Grâce à la réponse de Cliff, et à la triangularisation des GPS, les militaires ont dorénavant la position du vaisseau. Craignant de nouvelles surtensions, ils décident de le détruire, le père avec. Comment ? Grâce à la seule arme qu’on connaisse pour tout casser depuis 1944 : une bombe nucléaire. On notera au passage qu’une surtension lancée depuis Neptune n’aurait en théorie aucune chance de provoquer quoi que ce soit sur Terre, car contrairement à ce qu’affirme le film, l’énergie n’augmenterait pas sur le trajet, mais s’amenuiserait. Et si la surtension pouvait faire exploser la Terre, elle commencerait d’abord par détruire totalement le vaisseau de Cliff. Ce qui n’arrive à aucun moment. « T’es relou, toi » aboie James Gray.
Super Brad
Roy est écarté de la mission Badaboum au profit d’un nouvel équipage qui doit aller installer la bombe nucléaire dans le réacteur à anti-matière. Et pourquoi ne pas plutôt envoyer un missile depuis un module automatisé ? Mystère et boule de gomme. Hors de question de détruire le vaisseau sans risquer la vie de tout un équipage. Ça n’est pas dans l’idée de James Gray. Alors Roy va grimper clandestinement dans la fusée en partance pour Neptune. Et comment va-t-il s’y prendre ? Facile : en courant le long de galeries menant sous le pas de décollage.
De là, il suffira à Roy de s’accrocher au pinceau pendant qu’on enlève l’échelle. Pardon, je divague. Il suffira à Roy de grimper le long du réacteur qui va gentimment se mettre à cramer du carburant à quelques milliers de degrés à côté de sa belle gueule, d’ouvrir le sas et d’attendre dans le compartiment prévu à cet effet. Non, mais sé-rieu-se-ment ? Vous croyez que Kubrick aurait accepté un truc aussi débile que ça ?

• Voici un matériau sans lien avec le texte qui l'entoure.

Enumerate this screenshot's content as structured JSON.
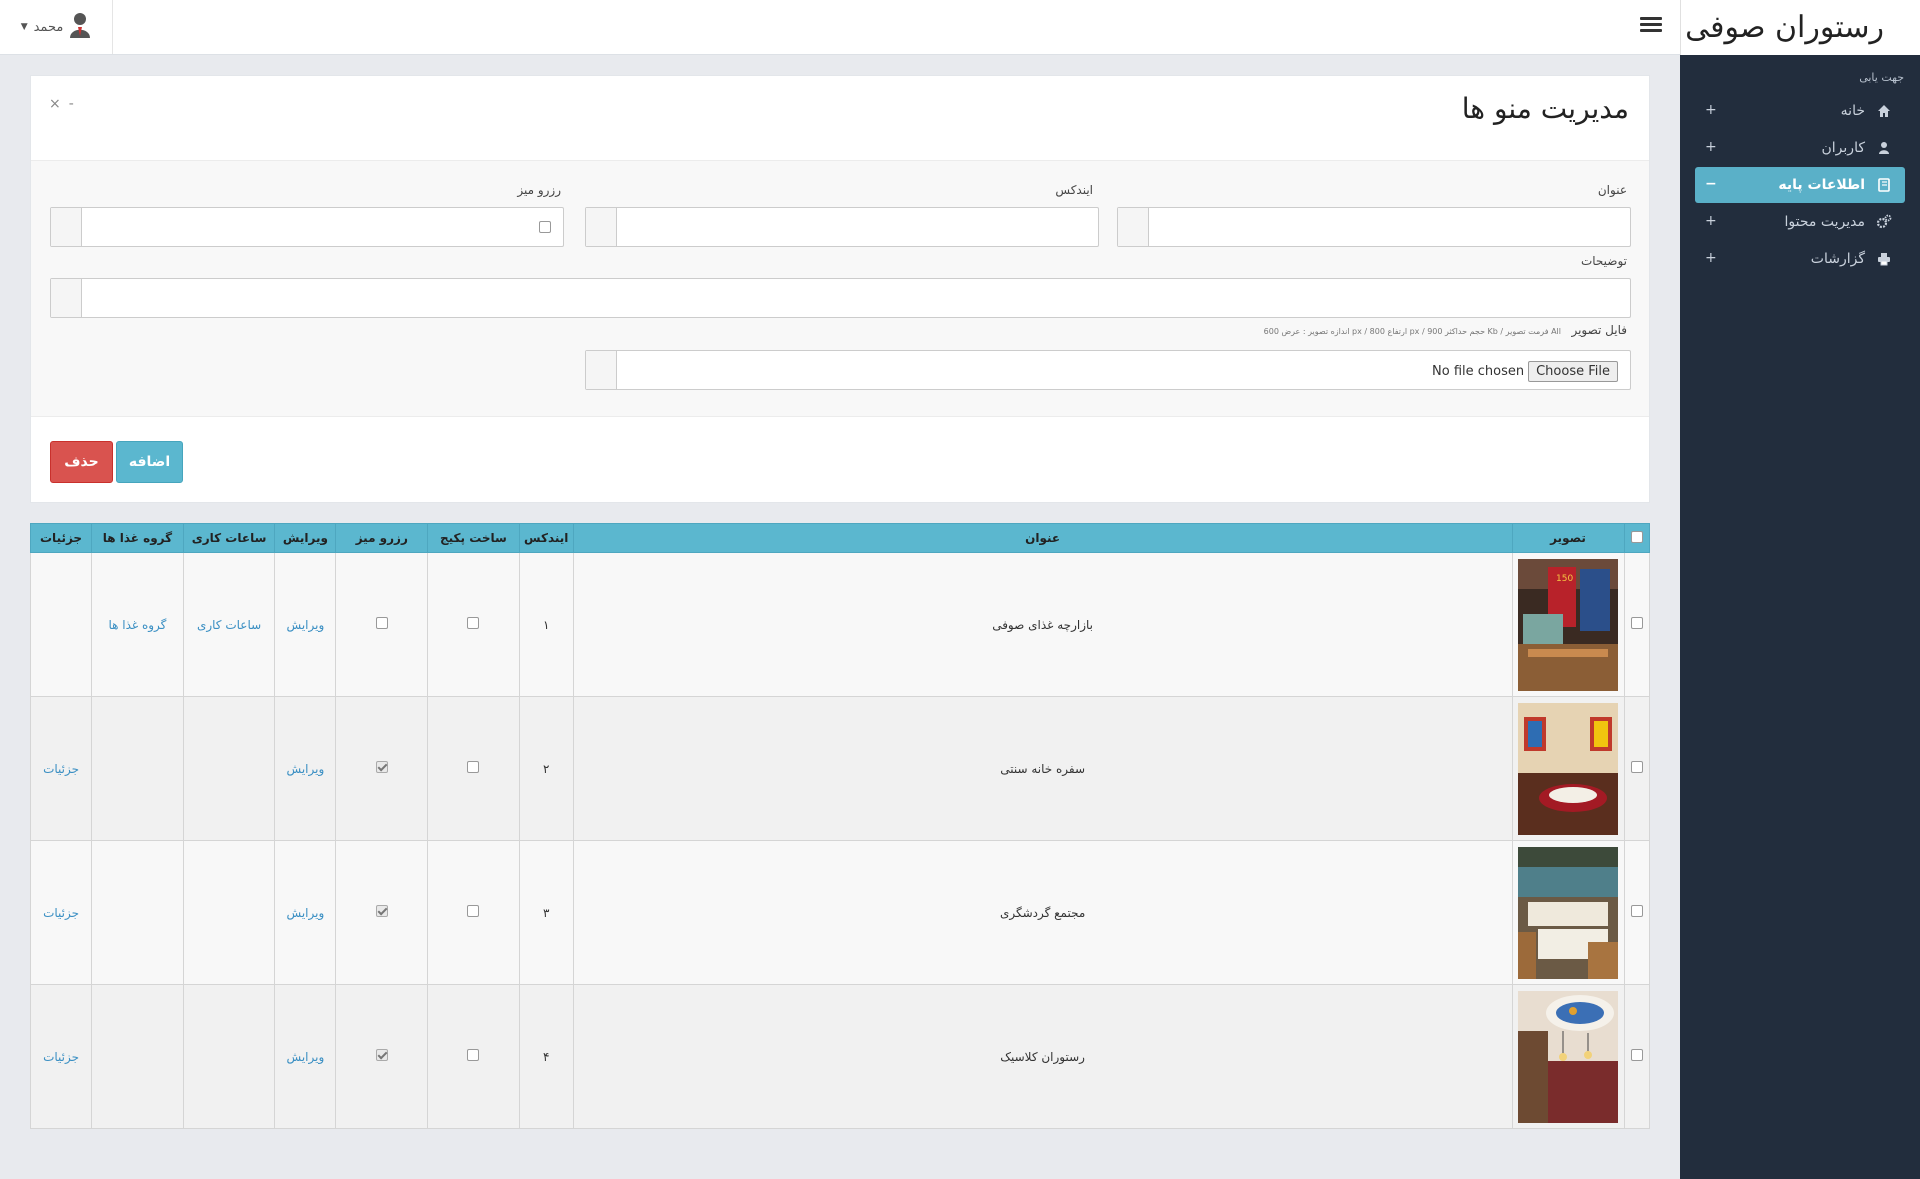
{
  "brand": "رستوران صوفی",
  "topbar": {
    "user_name": "محمد"
  },
  "sidebar": {
    "caption": "جهت یابی",
    "items": [
      {
        "label": "خانه",
        "icon": "home-icon",
        "sign": "+"
      },
      {
        "label": "کاربران",
        "icon": "user-icon",
        "sign": "+"
      },
      {
        "label": "اطلاعات پایه",
        "icon": "book-icon",
        "sign": "−",
        "active": true
      },
      {
        "label": "مدیریت محتوا",
        "icon": "gears-icon",
        "sign": "+"
      },
      {
        "label": "گزارشات",
        "icon": "print-icon",
        "sign": "+"
      }
    ]
  },
  "panel": {
    "title": "مدیریت منو ها",
    "tools": {
      "close": "×",
      "collapse": "-"
    },
    "form": {
      "title_label": "عنوان",
      "index_label": "ایندکس",
      "reserve_label": "رزرو میز",
      "desc_label": "توضیحات",
      "image_label": "فایل تصویر",
      "image_hint": "اندازه تصویر : عرض 600 px / ارتفاع 800 px / حجم حداکثر 900 Kb / فرمت تصویر All",
      "choose_file": "Choose File",
      "no_file": "No file chosen"
    },
    "buttons": {
      "add": "اضافه",
      "delete": "حذف"
    }
  },
  "table": {
    "headers": {
      "image": "تصویر",
      "title": "عنوان",
      "index": "ایندکس",
      "package": "ساخت پکیج",
      "reserve": "رزرو میز",
      "edit": "ویرایش",
      "hours": "ساعات کاری",
      "groups": "گروه غذا ها",
      "details": "جزئیات"
    },
    "rows": [
      {
        "title": "بازارچه غذای صوفی",
        "index": "۱",
        "package": false,
        "reserve": false,
        "edit": "ویرایش",
        "hours": "ساعات کاری",
        "groups": "گروه غذا ها",
        "details": ""
      },
      {
        "title": "سفره خانه سنتی",
        "index": "۲",
        "package": false,
        "reserve": true,
        "edit": "ویرایش",
        "hours": "",
        "groups": "",
        "details": "جزئیات"
      },
      {
        "title": "مجتمع گردشگری",
        "index": "۳",
        "package": false,
        "reserve": true,
        "edit": "ویرایش",
        "hours": "",
        "groups": "",
        "details": "جزئیات"
      },
      {
        "title": "رستوران کلاسیک",
        "index": "۴",
        "package": false,
        "reserve": true,
        "edit": "ویرایش",
        "hours": "",
        "groups": "",
        "details": "جزئیات"
      }
    ]
  }
}
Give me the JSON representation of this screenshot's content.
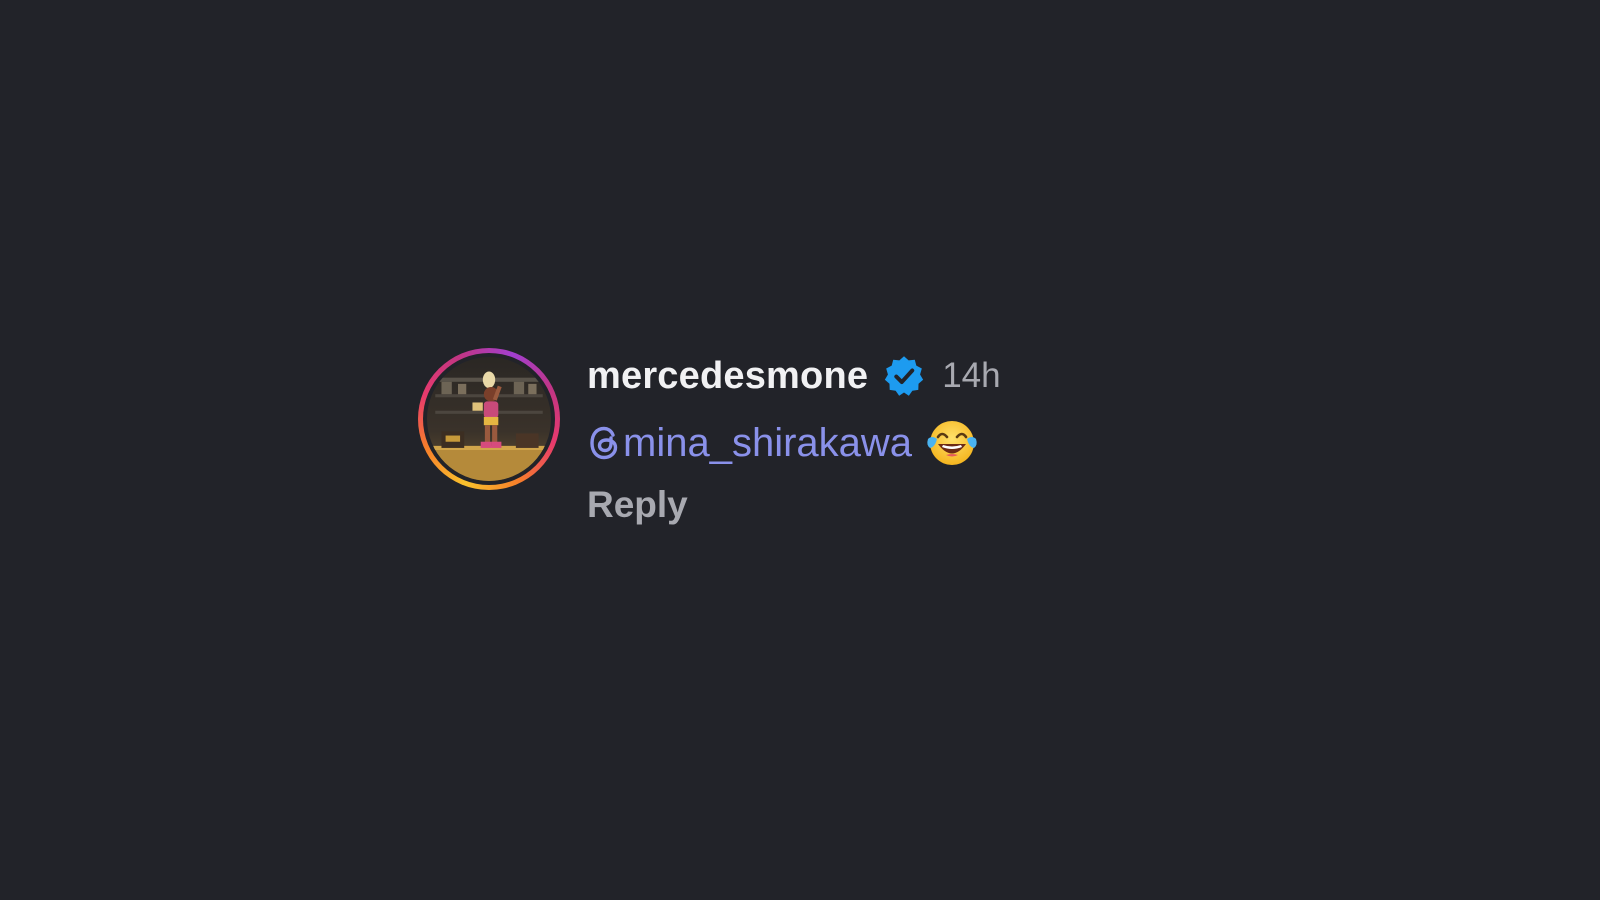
{
  "comment": {
    "username": "mercedesmone",
    "verified_badge": "verified-icon",
    "timestamp": "14h",
    "mention_icon": "threads-icon",
    "mention": "mina_shirakawa",
    "emoji": "face-with-tears-of-joy",
    "reply_label": "Reply"
  },
  "colors": {
    "background": "#222329",
    "username": "#f1f1f3",
    "timestamp": "#a8a9b0",
    "mention": "#8a91ea",
    "verified": "#1d9bf0"
  }
}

Et attendez, ce n’est pas fini ! Bien sûr, il y arrive alors que la fusée décolle (genre, je prends une vingtaine de G dans la gueule, mais ha ha ha même pas mal !), il entre par le sas qui peut s’ouvrir pendant le décollage en tournant un put*** de cadenas, mais une alerte prévient l’équipage que quelqu’un a laissé une porte ouverte et nom de Dieu qui paye pour le chauffage ici ? S’ensuit une rixe en apesanteur qui se solde par le décès de tout l’équipage, « C’est pas de chance », sauf de Brad Pitt qui prend les commandes et prévient le centre spatial que tout est sous contrôle : « Ayez confiance, je sais ce que je fais« .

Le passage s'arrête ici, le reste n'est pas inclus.